Ik stop het shirt en de shorts van de vreemdeling in de wasmachine, en zorg ervoor dat ik extra zeep toevoeg zodat ze lekker fris en schoon ruiken als ik ze terugbreng.
Ik maak de blauwe en zwarte slippers schoon en droog ze af.
„Denk je dat ik een cadeaubon moet kopen voor, zeg maar, een winkel, of gewoon voor, ik weet niet, een tankstation ofzo? Dat is waarschijnlijk een veiligere keuze, toch?“
Percy pauzeert zijn game, rechtop zittend op de grijze bank in de woonkamer.
De grote tv hangt aan de muur voor ons alsof hij om onze aandacht vraagt.
„Van wie heb je de kleren gepakt? Ik ken ze waarschijnlijk goed genoeg om te helpen.“
Hij eet een Cheeto, houdt de zak naar me uit terwijl ik naast hem ga zitten.
„Eh... verdorie, ik denk dat ik het ben vergeten.“ Ik kan me de naam niet herinneren, wat Percy aan het lachen maakt en zijn hoofd doet schudden.
Interessant feit over hoofdletsel, geheugenverlies is een groot onderdeel ervan.

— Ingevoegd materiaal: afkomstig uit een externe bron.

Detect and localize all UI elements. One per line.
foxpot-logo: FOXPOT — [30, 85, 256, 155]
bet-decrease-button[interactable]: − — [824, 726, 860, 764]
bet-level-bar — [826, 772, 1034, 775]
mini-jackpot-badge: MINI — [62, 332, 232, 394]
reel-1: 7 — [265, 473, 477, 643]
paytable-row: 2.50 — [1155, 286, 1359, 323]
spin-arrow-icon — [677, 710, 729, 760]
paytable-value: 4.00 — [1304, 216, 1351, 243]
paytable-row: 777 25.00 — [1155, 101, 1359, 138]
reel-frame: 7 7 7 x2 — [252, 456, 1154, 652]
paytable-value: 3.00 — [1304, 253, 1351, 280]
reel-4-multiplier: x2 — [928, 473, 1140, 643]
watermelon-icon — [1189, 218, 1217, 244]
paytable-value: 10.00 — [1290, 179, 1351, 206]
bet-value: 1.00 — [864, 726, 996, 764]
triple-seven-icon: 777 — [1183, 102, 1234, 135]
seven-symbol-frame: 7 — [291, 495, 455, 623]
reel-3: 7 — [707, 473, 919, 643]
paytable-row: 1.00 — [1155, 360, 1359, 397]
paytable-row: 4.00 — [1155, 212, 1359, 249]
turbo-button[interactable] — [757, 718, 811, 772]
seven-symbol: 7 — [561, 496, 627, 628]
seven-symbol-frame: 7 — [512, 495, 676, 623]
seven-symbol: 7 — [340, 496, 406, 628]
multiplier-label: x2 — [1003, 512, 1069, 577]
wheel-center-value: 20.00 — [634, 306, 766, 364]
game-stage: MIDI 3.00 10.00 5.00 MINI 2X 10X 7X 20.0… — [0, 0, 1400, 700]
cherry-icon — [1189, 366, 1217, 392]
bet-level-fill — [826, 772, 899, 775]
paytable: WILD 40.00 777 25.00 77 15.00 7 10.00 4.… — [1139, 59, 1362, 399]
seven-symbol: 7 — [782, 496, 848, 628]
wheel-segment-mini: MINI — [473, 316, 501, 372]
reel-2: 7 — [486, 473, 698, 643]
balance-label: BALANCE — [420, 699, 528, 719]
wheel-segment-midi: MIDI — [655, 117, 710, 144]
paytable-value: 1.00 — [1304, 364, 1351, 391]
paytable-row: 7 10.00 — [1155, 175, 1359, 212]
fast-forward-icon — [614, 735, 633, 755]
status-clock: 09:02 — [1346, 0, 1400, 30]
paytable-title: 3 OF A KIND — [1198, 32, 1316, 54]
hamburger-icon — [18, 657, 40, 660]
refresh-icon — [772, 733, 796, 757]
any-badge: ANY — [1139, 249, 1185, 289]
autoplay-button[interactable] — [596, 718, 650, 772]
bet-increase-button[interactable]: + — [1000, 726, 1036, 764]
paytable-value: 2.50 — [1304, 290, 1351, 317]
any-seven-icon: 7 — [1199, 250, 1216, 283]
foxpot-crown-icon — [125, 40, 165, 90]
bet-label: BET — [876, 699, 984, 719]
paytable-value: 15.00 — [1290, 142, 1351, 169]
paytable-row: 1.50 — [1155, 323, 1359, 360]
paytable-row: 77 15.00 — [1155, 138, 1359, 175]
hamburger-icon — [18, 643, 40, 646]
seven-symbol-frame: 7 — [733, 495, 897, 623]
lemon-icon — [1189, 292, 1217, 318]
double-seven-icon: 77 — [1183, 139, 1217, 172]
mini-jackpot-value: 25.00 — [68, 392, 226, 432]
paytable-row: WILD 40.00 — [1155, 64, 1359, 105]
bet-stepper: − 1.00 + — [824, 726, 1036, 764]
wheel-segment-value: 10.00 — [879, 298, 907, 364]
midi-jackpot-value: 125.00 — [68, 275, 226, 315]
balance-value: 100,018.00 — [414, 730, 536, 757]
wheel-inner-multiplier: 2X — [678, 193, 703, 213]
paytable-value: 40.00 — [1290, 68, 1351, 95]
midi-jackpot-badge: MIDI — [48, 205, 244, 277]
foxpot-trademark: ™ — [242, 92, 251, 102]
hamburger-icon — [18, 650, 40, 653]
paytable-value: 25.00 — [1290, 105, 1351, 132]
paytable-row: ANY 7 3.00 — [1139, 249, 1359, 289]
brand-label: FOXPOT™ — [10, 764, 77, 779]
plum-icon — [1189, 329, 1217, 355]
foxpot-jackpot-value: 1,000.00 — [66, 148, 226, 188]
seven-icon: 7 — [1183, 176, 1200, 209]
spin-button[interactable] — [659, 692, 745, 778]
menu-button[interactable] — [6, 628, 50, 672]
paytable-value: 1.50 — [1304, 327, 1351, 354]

Het kan korte- of langetermijngeheugen zijn, en hoe erg het is varieert enorm.
Het is gewoon moeilijker voor me om kleine stukjes informatie te onthouden terwijl ik vroeger een heel goed geheugen had.
Ik vergeet nu gemakkelijk gesprekken, studeren is moeilijker, ik vergeet dingen die ik nodig heb als ik geen lijstje maak, en iemands naam leren is echt moeilijk voor me.
Dat is nog niet alles. Ik heb momenten waarop ik zonder reden heel boos word, nachtmerries en erge hoofdpijn.
Met je hoofd tegen het autoraam slaan met 120 kilometer per uur veroorzaakt problemen.
Ik lag ook een tijdje onder water, en te weinig zuurstof zorgde ervoor dat sommige dingen in mijn hersenen niet goed werken.
„Het zal je wel te binnen schieten, maak je geen zorgen. Waar was het kluisje ten opzichte van het mijne?“ Hij at een handvol chips.
Met mijn handen laat ik zien hoe de ruimte is ingedeeld.
„Ik weet het niet eens. Als jouw kluisje hier is, denk ik dat zijn kluisje naar buiten gericht is en misschien de vierde?“ Ik neem zelf ook een handvol chips en laat hem nadenken.
„Ik zeg neem de tankpas, het is waarschijnlijk Noah's, Patrick's of Zack's kluisje. Wacht nee, je zei dat er geen slot op zat?“
Zijn bruine ogen worden groot van bezorgdheid als hij beseft van wie het kluisje moet zijn.
Knikkend gooit hij zijn controller neer en staat op.
„Was het D. Henley?“ Zijn stem smeekt me om nee te zeggen, maar de naam klinkt juist en ik ben er vrij zeker van dat het precies dat is.
„Ik weet het niet, misschien? Misschien niet.“ Ik trek een wenkbrauw op en vraag me af waarom hij er plotseling zo bang uitziet.
Zijn gezicht wordt lijkbleek.
„Niemand heeft je gezien, toch?“ Hij buigt zich naar me toe, kijkt me in de ogen.
„Natuurlijk niet, ik was in een douchegordijn gewikkeld.“ Ik begrijp niet waarom hij zo bezorgd is.
Hij slaat een hand voor zijn gezicht en haalt hem door zijn haar, zuchtend.
„Breng ze niet terug totdat ik heb uitgezocht van wie je ze hebt gepakt, en vertel niemand wat er is gebeurd. Zelfs papa niet, oké?“
Knikkend staat hij weer op, loopt van de eetkamer naar het midden van de woonkamer.
„Heb ik soms ingebroken in het kluisje van het kind van de burgemeester ofzo?“ Ik ben nieuwsgierig.
Percy stopt, lacht droog.
„Meer het kind van de duivel. Damon Henley is de zoon van Lucien Henley, de leider van de motorbende waar papa altijd mee vecht.
„Als hij er een arresteert, gebeurt er altijd iets, of de zaak wordt geseponeerd of bewijs verdwijnt, getuigen verdwijnen—ze komen er altijd mee weg.“
Hij schudt zijn hoofd. Voordat ik iets anders kon vragen, komt oom Jonah binnen met drie grote pizzadozen en een vermoeide glimlach op zijn gezicht.
„Hé jongens, hoe gaat het met mijn troepen?“
Zijn stem klinkt vrolijk, maar ik hoor dat hij moe en gestrest is.
Net als mijn eigen vader probeert oom Jonah volwassen problemen voor zijn kinderen te verbergen.
Ik voelde me nog slechter.
Nu moesten we dit probleem oplossen voordat ik een motorbende boos maakte.